Une ignorance qui, au-delà du patriarcat, serait également due à de simples questions physiologiques, les garçons étant confrontés à la vue de leur pénis, avec ou sans érection dès le plus jeune âge. “Alors que les jeunes filles, sans miroir, elles ne peuvent même pas simplement “voir” l’entière de leur sexe. Elles peuvent moins facilement en appréhender le fonctionnement. Combien de femmes à l’âge adulte savent que leur clitoris peut entrer en érection ?

“Comment sexualiser quelque chose dont on ne connaît pas l’existence ?”, souligne Alexandra Vatimbella. Cette sexologue basée à Paris note d’ailleurs que beaucoup de femmes entrent ainsi dans son cabinet en dépréciant leur sexe, le qualifiant de “moche”, contrairement aux hommes qui jamais ne diraient qu’ils n’aiment pas leur pénis.

On est normal.e mais on ne se masturbe pas

Pour d’autres, moins qu’une absence d’éducation sexuelle ou une méconnaissance de sa propre anatomie, c’est l’absence de plaisir qui est à l’origine du refus de se masturber.

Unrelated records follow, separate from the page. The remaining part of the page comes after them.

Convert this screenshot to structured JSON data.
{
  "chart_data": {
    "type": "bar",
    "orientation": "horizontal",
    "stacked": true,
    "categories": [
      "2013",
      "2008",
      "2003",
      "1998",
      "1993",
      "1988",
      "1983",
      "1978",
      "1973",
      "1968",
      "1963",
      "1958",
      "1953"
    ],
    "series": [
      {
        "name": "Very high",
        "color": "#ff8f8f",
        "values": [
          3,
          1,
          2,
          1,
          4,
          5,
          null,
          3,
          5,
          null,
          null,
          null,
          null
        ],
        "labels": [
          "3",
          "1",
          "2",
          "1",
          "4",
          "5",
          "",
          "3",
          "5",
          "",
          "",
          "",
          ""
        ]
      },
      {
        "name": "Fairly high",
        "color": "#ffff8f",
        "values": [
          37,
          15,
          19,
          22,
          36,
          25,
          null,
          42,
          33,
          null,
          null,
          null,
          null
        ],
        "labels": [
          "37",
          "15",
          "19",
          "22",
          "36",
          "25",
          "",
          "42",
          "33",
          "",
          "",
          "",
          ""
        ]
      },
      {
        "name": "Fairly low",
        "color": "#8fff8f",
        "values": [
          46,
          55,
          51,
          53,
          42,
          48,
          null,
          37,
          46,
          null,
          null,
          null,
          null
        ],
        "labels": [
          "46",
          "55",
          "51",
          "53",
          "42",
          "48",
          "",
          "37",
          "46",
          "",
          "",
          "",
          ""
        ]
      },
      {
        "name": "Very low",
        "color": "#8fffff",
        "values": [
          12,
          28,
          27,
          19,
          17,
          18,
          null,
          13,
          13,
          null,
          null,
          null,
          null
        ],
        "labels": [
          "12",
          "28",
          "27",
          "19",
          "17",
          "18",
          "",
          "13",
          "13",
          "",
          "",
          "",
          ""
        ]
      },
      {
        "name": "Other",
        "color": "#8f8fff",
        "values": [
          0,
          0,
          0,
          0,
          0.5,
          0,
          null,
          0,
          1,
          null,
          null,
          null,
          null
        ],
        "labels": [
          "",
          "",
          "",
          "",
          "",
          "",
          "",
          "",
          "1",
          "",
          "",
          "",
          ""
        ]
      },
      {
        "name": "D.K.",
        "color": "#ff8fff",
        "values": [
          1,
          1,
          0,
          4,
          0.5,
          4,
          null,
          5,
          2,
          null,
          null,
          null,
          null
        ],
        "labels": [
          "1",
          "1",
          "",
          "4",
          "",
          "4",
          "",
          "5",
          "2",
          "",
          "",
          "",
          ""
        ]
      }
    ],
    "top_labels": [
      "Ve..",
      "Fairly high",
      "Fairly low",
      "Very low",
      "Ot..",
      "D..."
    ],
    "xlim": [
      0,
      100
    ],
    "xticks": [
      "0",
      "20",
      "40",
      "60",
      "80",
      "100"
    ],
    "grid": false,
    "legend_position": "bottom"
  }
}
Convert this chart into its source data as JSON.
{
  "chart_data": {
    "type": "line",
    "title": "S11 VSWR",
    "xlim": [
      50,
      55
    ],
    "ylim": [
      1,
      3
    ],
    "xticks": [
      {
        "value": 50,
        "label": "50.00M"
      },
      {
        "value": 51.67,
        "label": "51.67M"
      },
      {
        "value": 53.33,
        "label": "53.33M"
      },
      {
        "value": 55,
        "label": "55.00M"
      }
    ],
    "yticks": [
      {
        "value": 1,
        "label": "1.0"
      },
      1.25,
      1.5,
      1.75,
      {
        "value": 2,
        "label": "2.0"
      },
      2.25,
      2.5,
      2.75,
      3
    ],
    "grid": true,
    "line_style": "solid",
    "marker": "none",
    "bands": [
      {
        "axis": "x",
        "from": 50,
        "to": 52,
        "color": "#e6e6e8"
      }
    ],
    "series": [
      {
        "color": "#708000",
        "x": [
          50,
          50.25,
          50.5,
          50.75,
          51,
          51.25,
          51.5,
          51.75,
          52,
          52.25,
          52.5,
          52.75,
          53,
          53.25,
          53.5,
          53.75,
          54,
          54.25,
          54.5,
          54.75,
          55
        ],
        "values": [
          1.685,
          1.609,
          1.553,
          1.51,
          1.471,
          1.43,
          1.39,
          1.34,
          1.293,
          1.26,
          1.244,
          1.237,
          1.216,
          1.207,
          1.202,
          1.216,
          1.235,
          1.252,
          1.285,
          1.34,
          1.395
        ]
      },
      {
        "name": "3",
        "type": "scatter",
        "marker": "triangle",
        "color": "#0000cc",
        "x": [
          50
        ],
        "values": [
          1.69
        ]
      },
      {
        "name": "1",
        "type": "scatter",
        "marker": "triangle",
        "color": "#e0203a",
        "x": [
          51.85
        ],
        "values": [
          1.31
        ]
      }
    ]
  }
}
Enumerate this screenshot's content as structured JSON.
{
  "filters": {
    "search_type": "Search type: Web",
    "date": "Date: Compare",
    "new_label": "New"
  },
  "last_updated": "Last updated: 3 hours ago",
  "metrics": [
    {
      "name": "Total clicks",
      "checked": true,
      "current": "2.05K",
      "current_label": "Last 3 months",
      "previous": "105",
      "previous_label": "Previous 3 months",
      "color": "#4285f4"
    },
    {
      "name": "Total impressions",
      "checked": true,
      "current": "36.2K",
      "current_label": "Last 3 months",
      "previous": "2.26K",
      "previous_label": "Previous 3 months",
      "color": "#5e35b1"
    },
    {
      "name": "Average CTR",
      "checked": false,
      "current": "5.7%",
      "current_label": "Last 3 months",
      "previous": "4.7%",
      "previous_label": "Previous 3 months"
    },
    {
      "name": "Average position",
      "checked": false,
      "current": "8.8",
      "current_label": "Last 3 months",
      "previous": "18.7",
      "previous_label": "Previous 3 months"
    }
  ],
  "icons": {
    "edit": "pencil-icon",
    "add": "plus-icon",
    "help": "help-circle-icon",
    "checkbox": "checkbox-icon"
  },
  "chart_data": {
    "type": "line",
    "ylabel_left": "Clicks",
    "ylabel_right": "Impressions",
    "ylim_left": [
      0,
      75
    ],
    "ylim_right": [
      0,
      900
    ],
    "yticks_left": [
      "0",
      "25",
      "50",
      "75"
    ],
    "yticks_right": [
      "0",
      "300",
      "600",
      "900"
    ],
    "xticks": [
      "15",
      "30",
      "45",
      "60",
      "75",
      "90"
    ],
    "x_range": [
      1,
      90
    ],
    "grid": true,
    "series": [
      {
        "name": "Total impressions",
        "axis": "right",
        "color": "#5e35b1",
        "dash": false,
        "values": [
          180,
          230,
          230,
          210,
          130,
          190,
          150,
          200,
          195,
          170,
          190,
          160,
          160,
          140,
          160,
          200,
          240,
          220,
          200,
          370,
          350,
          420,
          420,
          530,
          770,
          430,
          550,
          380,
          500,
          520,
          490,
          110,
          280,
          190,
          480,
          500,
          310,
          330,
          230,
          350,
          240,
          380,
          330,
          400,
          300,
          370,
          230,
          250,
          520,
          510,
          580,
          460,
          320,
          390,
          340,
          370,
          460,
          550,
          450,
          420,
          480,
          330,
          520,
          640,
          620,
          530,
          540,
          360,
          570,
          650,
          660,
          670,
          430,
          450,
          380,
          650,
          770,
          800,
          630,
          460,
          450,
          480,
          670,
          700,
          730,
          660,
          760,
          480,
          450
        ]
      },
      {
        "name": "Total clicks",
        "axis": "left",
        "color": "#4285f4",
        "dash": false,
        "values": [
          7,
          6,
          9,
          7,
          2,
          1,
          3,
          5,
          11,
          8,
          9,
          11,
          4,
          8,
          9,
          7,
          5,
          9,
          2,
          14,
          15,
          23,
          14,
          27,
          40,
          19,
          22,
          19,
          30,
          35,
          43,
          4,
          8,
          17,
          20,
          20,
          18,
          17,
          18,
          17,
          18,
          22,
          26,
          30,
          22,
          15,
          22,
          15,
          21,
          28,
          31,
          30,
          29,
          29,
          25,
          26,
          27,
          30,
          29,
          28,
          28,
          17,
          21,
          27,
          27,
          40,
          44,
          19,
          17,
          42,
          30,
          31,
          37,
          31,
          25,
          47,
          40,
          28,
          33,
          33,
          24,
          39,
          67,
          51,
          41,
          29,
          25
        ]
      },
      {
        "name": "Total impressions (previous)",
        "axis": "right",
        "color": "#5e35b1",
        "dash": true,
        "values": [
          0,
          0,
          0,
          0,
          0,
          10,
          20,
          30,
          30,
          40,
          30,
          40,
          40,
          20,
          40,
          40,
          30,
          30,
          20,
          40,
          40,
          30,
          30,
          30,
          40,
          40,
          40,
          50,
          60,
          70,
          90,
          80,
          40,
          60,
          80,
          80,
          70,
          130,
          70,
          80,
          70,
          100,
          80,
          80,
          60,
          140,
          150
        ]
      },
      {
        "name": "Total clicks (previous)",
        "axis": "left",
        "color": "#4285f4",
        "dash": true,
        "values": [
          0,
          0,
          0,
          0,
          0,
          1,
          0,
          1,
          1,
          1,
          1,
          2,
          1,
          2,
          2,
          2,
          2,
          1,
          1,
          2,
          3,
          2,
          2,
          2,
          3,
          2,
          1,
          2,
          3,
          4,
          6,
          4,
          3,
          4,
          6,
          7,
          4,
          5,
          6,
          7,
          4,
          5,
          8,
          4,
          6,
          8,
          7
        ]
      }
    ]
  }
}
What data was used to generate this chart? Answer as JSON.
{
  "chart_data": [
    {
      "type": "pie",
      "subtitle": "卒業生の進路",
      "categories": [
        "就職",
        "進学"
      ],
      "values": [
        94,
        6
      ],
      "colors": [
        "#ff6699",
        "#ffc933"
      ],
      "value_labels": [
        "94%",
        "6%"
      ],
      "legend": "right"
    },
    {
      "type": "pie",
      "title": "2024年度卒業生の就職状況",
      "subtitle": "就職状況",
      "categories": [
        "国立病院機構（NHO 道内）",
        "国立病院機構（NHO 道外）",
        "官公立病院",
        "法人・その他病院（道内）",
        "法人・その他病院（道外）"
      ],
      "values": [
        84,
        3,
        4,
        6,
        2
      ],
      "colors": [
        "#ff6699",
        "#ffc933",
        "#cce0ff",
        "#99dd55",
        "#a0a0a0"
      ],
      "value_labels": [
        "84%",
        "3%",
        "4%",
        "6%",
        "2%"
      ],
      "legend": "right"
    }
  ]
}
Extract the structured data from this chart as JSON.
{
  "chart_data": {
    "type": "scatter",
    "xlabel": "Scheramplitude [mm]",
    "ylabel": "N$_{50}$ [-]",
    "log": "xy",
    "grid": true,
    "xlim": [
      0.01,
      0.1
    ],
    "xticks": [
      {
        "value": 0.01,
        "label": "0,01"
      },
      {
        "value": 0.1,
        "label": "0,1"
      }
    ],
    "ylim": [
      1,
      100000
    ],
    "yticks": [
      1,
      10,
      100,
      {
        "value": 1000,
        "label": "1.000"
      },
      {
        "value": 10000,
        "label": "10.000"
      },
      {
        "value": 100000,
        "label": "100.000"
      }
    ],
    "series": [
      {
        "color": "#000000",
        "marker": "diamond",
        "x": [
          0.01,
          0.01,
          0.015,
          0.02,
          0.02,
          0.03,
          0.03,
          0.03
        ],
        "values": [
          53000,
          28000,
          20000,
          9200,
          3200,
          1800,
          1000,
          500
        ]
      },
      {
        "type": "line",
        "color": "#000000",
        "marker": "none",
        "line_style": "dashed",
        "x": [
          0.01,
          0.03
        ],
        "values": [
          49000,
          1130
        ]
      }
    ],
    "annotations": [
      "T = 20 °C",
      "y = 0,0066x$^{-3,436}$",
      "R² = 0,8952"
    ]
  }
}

C’est le cas d’Adeline*, 35 ans, qui après avoir fait preuve de mimétisme sur fond de libération de la parole, s’est (enfin) avouée à elle-même que la masturbation, ce n’était pas pour elle. “J’ai tout essayé : le vibromasseur dernière génération, le doigté digne d’une experte du kamasutra, les films porno féministe…”, énumère-t-elle non sans humour. “Mais à chaque fois, c’est pareil : j’essaie de me “chauffer”, de m’imaginer des scènes torrides… Ça prend un peu mais ça décolle jamais vraiment. Je me suis rendue compte que j’essayais juste de faire comme tout le monde”, poursuit celle qui s'est presque sentie obliger de se masturber pour se considérer comme une femme de son temps.

Or, en matière de masturbation comme de sexualité, rien ne sert de se forcer : pour jouir, ou du moins ressentir beaucoup de plaisir, il suffit de s’écouter. “En sexologie, on ne va pas parler de normalité car, oui, on est normal même si on ne se masturbe pas", avance Alexandra Vatimbella qui explique que tout le monde n’a pas la même sensorialité ou le même imaginaire érotique. "La vraie question est de savoir si cette absence de masturbation génère une souffrance ou non, vis-à-vis de soi-même, et non parce qu’on a l’impression de ne pas être “conforme” aux attentes de la société", poursuit-elle.

Une femme à la sexualité autonome reste encore redoutée

Quid de celles qui, comme Marie-Sophie, ont grandi dans des environnements culturels et/ou religieux pas très sex-friendly ? "Dans certaines familles, on a va intégrer l’idée que se toucher c’est sale, que ça ne fait pas, que c’est interdit au nom de tel ou tel principe ou de telle religion, et oui, forcément cela va avoir un impact sur la masturbation, voire même contribuer à réprimer son désir", confirme la sexologue qui rappelle que, globalement, l’idée d’une femme à la sexualité autonome reste encore redoutée dans nos sociétés occidentales.

“Une fille désirante, qui est excitée sexuellement toute seule, ce n’est pas très valorisé. C’est même considéré comme un peu dangereux ! Qui sait ce qu’elles seraient capables de faire ?”, ironise Alexandra Vatimbella.

À croire que le patriarcat craint que les femmes jouissant par elles-même puissent par définition dominer le monde ! C’est peut-être vrai après tout…

*Les prénoms ont été changé, à la demande des intéressées.